Customer is always right? Right? Not in my book. And certainly not in AirTran’s.

The Consumerist ran a story yesterday about AirTran removing a screaming toddler with her parents off the airplane. Apparently these parents could not control their kid who was screaming and violently behaving towards them.

AirTran spokeswoman Judy Graham-Weaver said, ” [The toddler, a three year old named Elly] was climbing under the seat and hitting the parents and wouldn’t get in her seat.”

Even though this was the fault of the parents, AirTran credited $595.80, the cost of the three tickets, and flew the family home the next day.

Isn’t that nice? Anyway …

This is a move that not every business owner is confident enough to make because of the famous line “customer is always right”. We try to satisfy everyone, don’t we? Well, sometimes the customer is not right and this scenario with AirTran proved it.

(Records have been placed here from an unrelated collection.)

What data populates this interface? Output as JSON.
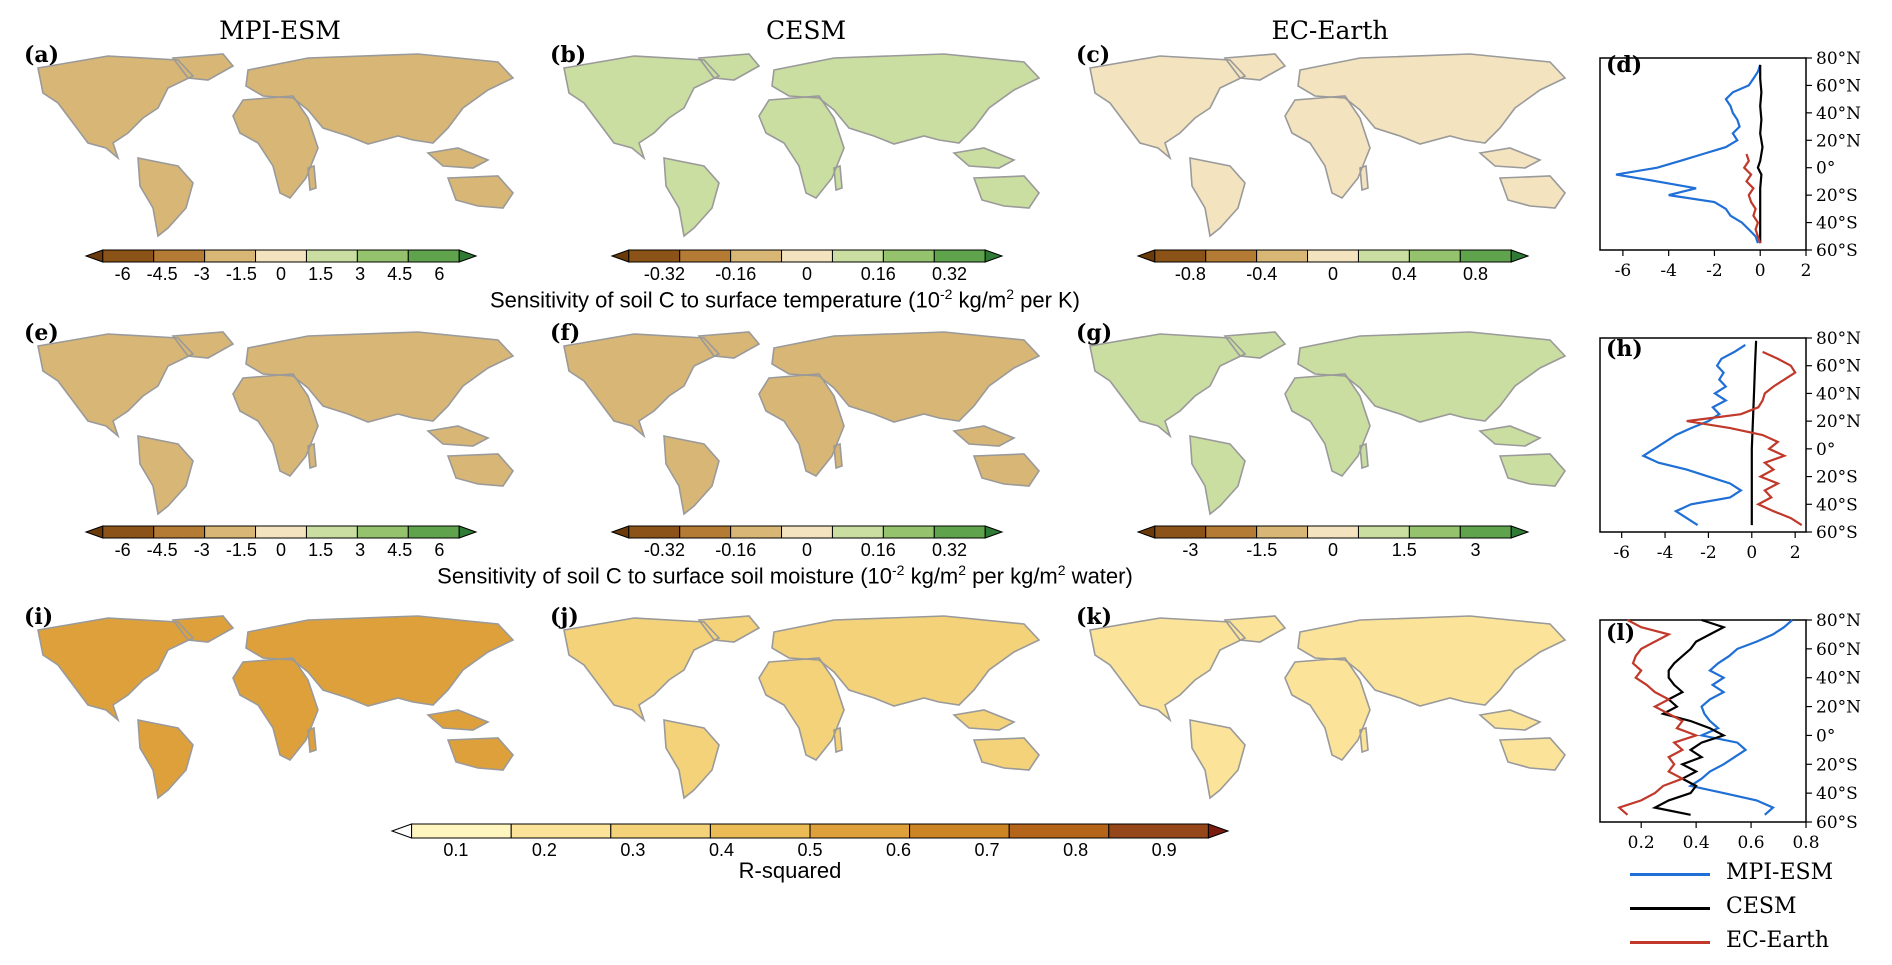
{
  "columns": [
    "MPI-ESM",
    "CESM",
    "EC-Earth"
  ],
  "panels": {
    "a": "(a)",
    "b": "(b)",
    "c": "(c)",
    "d": "(d)",
    "e": "(e)",
    "f": "(f)",
    "g": "(g)",
    "h": "(h)",
    "i": "(i)",
    "j": "(j)",
    "k": "(k)",
    "l": "(l)"
  },
  "captions": {
    "row1_pre": "Sensitivity of soil C to surface temperature (10",
    "row1_exp": "-2",
    "row1_mid": " kg/m",
    "row1_sq": "2",
    "row1_post": " per K)",
    "row2_pre": "Sensitivity of soil C to surface soil moisture (10",
    "row2_exp": "-2",
    "row2_mid": " kg/m",
    "row2_sq": "2",
    "row2_mid2": " per kg/m",
    "row2_sq2": "2",
    "row2_post": " water)",
    "row3": "R-squared"
  },
  "colorbars": {
    "row1": [
      {
        "labels": [
          "-6",
          "-4.5",
          "-3",
          "-1.5",
          "0",
          "1.5",
          "3",
          "4.5",
          "6"
        ]
      },
      {
        "labels": [
          "-0.32",
          "-0.16",
          "0",
          "0.16",
          "0.32"
        ]
      },
      {
        "labels": [
          "-0.8",
          "-0.4",
          "0",
          "0.4",
          "0.8"
        ]
      }
    ],
    "row2": [
      {
        "labels": [
          "-6",
          "-4.5",
          "-3",
          "-1.5",
          "0",
          "1.5",
          "3",
          "4.5",
          "6"
        ]
      },
      {
        "labels": [
          "-0.32",
          "-0.16",
          "0",
          "0.16",
          "0.32"
        ]
      },
      {
        "labels": [
          "-3",
          "-1.5",
          "0",
          "1.5",
          "3"
        ]
      }
    ],
    "row3": {
      "labels": [
        "0.1",
        "0.2",
        "0.3",
        "0.4",
        "0.5",
        "0.6",
        "0.7",
        "0.8",
        "0.9"
      ]
    },
    "diverging_colors": [
      "#6b3a0a",
      "#8c5318",
      "#b47b35",
      "#d8b676",
      "#f3e3bf",
      "#c9dea0",
      "#95c36d",
      "#5fa34c",
      "#2f7a35"
    ],
    "sequential_colors": [
      "#ffffff",
      "#fff5bf",
      "#fbe49a",
      "#f4d27a",
      "#ebbc55",
      "#dea03a",
      "#cc8525",
      "#b4651a",
      "#96471a",
      "#7a1c10"
    ]
  },
  "lat_ticks": [
    "80°N",
    "60°N",
    "40°N",
    "20°N",
    "0°",
    "20°S",
    "40°S",
    "60°S"
  ],
  "profile_xticks": {
    "d": [
      "-6",
      "-4",
      "-2",
      "0",
      "2"
    ],
    "h": [
      "-6",
      "-4",
      "-2",
      "0",
      "2"
    ],
    "l": [
      "0.2",
      "0.4",
      "0.6",
      "0.8"
    ]
  },
  "legend": [
    {
      "name": "MPI-ESM",
      "color": "#1f6fd6"
    },
    {
      "name": "CESM",
      "color": "#000000"
    },
    {
      "name": "EC-Earth",
      "color": "#c0392b"
    }
  ],
  "chart_data": [
    {
      "type": "line",
      "panel": "d",
      "x_axis": "sensitivity",
      "y_axis": "latitude",
      "xlim": [
        -7,
        2
      ],
      "ylim": [
        -60,
        80
      ],
      "series": [
        {
          "name": "MPI-ESM",
          "lat": [
            75,
            70,
            65,
            60,
            55,
            50,
            45,
            40,
            35,
            30,
            25,
            20,
            15,
            10,
            5,
            0,
            -5,
            -10,
            -15,
            -20,
            -25,
            -30,
            -35,
            -40,
            -45,
            -50,
            -55
          ],
          "x": [
            0,
            -0.1,
            -0.3,
            -0.5,
            -1.2,
            -1.5,
            -1.3,
            -1.2,
            -1.0,
            -0.9,
            -1.2,
            -1.0,
            -1.5,
            -2.5,
            -3.5,
            -4.5,
            -6.3,
            -4.5,
            -2.8,
            -4.0,
            -2.0,
            -1.5,
            -1.3,
            -0.8,
            -0.5,
            -0.2,
            -0.1
          ]
        },
        {
          "name": "CESM",
          "lat": [
            75,
            65,
            55,
            45,
            35,
            25,
            15,
            5,
            0,
            -5,
            -15,
            -25,
            -35,
            -45,
            -55
          ],
          "x": [
            0,
            0,
            0.05,
            0,
            0.05,
            0,
            0.1,
            0,
            -0.1,
            0.05,
            0,
            0,
            0,
            0,
            0
          ]
        },
        {
          "name": "EC-Earth",
          "lat": [
            10,
            5,
            0,
            -5,
            -10,
            -15,
            -20,
            -25,
            -30,
            -35,
            -40,
            -45,
            -50,
            -55
          ],
          "x": [
            -0.6,
            -0.5,
            -0.7,
            -0.4,
            -0.6,
            -0.3,
            -0.5,
            -0.4,
            -0.2,
            -0.3,
            -0.1,
            -0.2,
            -0.1,
            0
          ]
        }
      ]
    },
    {
      "type": "line",
      "panel": "h",
      "x_axis": "sensitivity",
      "y_axis": "latitude",
      "xlim": [
        -7,
        2.5
      ],
      "ylim": [
        -60,
        80
      ],
      "series": [
        {
          "name": "MPI-ESM",
          "lat": [
            75,
            70,
            65,
            60,
            55,
            50,
            45,
            40,
            35,
            30,
            25,
            20,
            15,
            10,
            5,
            0,
            -5,
            -10,
            -15,
            -20,
            -25,
            -30,
            -35,
            -40,
            -45,
            -50,
            -55
          ],
          "x": [
            -0.3,
            -0.8,
            -1.4,
            -1.6,
            -1.3,
            -1.5,
            -1.2,
            -1.7,
            -1.2,
            -1.8,
            -1.5,
            -2.0,
            -2.8,
            -3.5,
            -4.0,
            -4.5,
            -5.0,
            -4.3,
            -3.0,
            -2.0,
            -1.0,
            -0.5,
            -1.0,
            -2.8,
            -3.5,
            -3.0,
            -2.5
          ]
        },
        {
          "name": "CESM",
          "lat": [
            78,
            60,
            40,
            20,
            0,
            -20,
            -40,
            -55
          ],
          "x": [
            0.2,
            0.15,
            0.1,
            0.05,
            0,
            0,
            0,
            0
          ]
        },
        {
          "name": "EC-Earth",
          "lat": [
            70,
            65,
            60,
            55,
            50,
            45,
            40,
            35,
            30,
            25,
            20,
            15,
            10,
            5,
            0,
            -5,
            -10,
            -15,
            -20,
            -25,
            -30,
            -35,
            -40,
            -45,
            -50,
            -55
          ],
          "x": [
            0.5,
            1.2,
            1.8,
            2.0,
            1.5,
            1.0,
            0.6,
            0.5,
            0.3,
            -0.5,
            -3.0,
            -1.0,
            0.5,
            1.2,
            0.8,
            1.5,
            0.6,
            1.0,
            0.4,
            1.2,
            0.6,
            0.9,
            0.3,
            1.0,
            1.8,
            2.3
          ]
        }
      ]
    },
    {
      "type": "line",
      "panel": "l",
      "x_axis": "R-squared",
      "y_axis": "latitude",
      "xlim": [
        0.05,
        0.8
      ],
      "ylim": [
        -60,
        80
      ],
      "series": [
        {
          "name": "MPI-ESM",
          "lat": [
            80,
            75,
            70,
            65,
            60,
            55,
            50,
            45,
            40,
            35,
            30,
            25,
            20,
            15,
            10,
            5,
            0,
            -5,
            -10,
            -15,
            -20,
            -25,
            -30,
            -35,
            -40,
            -45,
            -50,
            -55
          ],
          "x": [
            0.75,
            0.72,
            0.68,
            0.62,
            0.55,
            0.52,
            0.48,
            0.45,
            0.5,
            0.46,
            0.5,
            0.45,
            0.42,
            0.43,
            0.45,
            0.48,
            0.42,
            0.55,
            0.58,
            0.54,
            0.5,
            0.45,
            0.42,
            0.38,
            0.5,
            0.62,
            0.68,
            0.65
          ]
        },
        {
          "name": "CESM",
          "lat": [
            80,
            75,
            70,
            65,
            60,
            55,
            50,
            45,
            40,
            35,
            30,
            25,
            20,
            15,
            10,
            5,
            0,
            -5,
            -10,
            -15,
            -20,
            -25,
            -30,
            -35,
            -40,
            -45,
            -50,
            -55
          ],
          "x": [
            0.42,
            0.5,
            0.45,
            0.4,
            0.38,
            0.35,
            0.32,
            0.3,
            0.3,
            0.32,
            0.35,
            0.3,
            0.33,
            0.28,
            0.38,
            0.45,
            0.5,
            0.42,
            0.38,
            0.42,
            0.35,
            0.4,
            0.35,
            0.4,
            0.38,
            0.3,
            0.25,
            0.38
          ]
        },
        {
          "name": "EC-Earth",
          "lat": [
            80,
            75,
            70,
            65,
            60,
            55,
            50,
            45,
            40,
            35,
            30,
            25,
            20,
            15,
            10,
            5,
            0,
            -5,
            -10,
            -15,
            -20,
            -25,
            -30,
            -35,
            -40,
            -45,
            -50,
            -55
          ],
          "x": [
            0.15,
            0.2,
            0.3,
            0.25,
            0.2,
            0.18,
            0.17,
            0.2,
            0.18,
            0.22,
            0.25,
            0.3,
            0.25,
            0.3,
            0.35,
            0.33,
            0.4,
            0.32,
            0.35,
            0.3,
            0.32,
            0.3,
            0.35,
            0.28,
            0.25,
            0.2,
            0.12,
            0.15
          ]
        }
      ]
    }
  ]
}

They did the right thing. If a parent can not control their child, others should not suffer from it. Why let one customer create a negative experience for 120 of your other customers. Do you think those other 120 on the plane were glad the kid was gone? I think so. Here is the response this story got from “Digger community”.

“Man, I hope this becomes standard business practice!”

—–

“Note to parents: If your children do not respect you or fear you enough to STFU in a situation like this; you are doing something very wrong.

This needs to become the standard policy for airlines, restaurants and any other public setting where a screaming kid makes life miserable for others. It isn’t the child it is the horrible parents and they need to be punished.”

—–

“What amazes me is how the parents acted like they were such victims here. (I saw the CNN.com video.) How they can think that delaying a flight 15 minutes wasn’t *by itself* enough of a problem to get them thrown off is amazing to me. If there were 100 people on that plane, they wasted 25 collective hours of everyone else’s life before they even got shown the exit, and they think *they’ve* been inconvenienced!?”

The above response shows that … majority of people are considerate of others and they do feel that sometimes others need a “break”, BUT when it comes to disrupting their own schedules or experiences for which they pay … they do appreciate a company that will stand up and do the right thing.

In my eyes, AirTran made the right decision that not only made the lives of those 120 passengers better but also improved the image of AirTran. Positive PR in my opinion.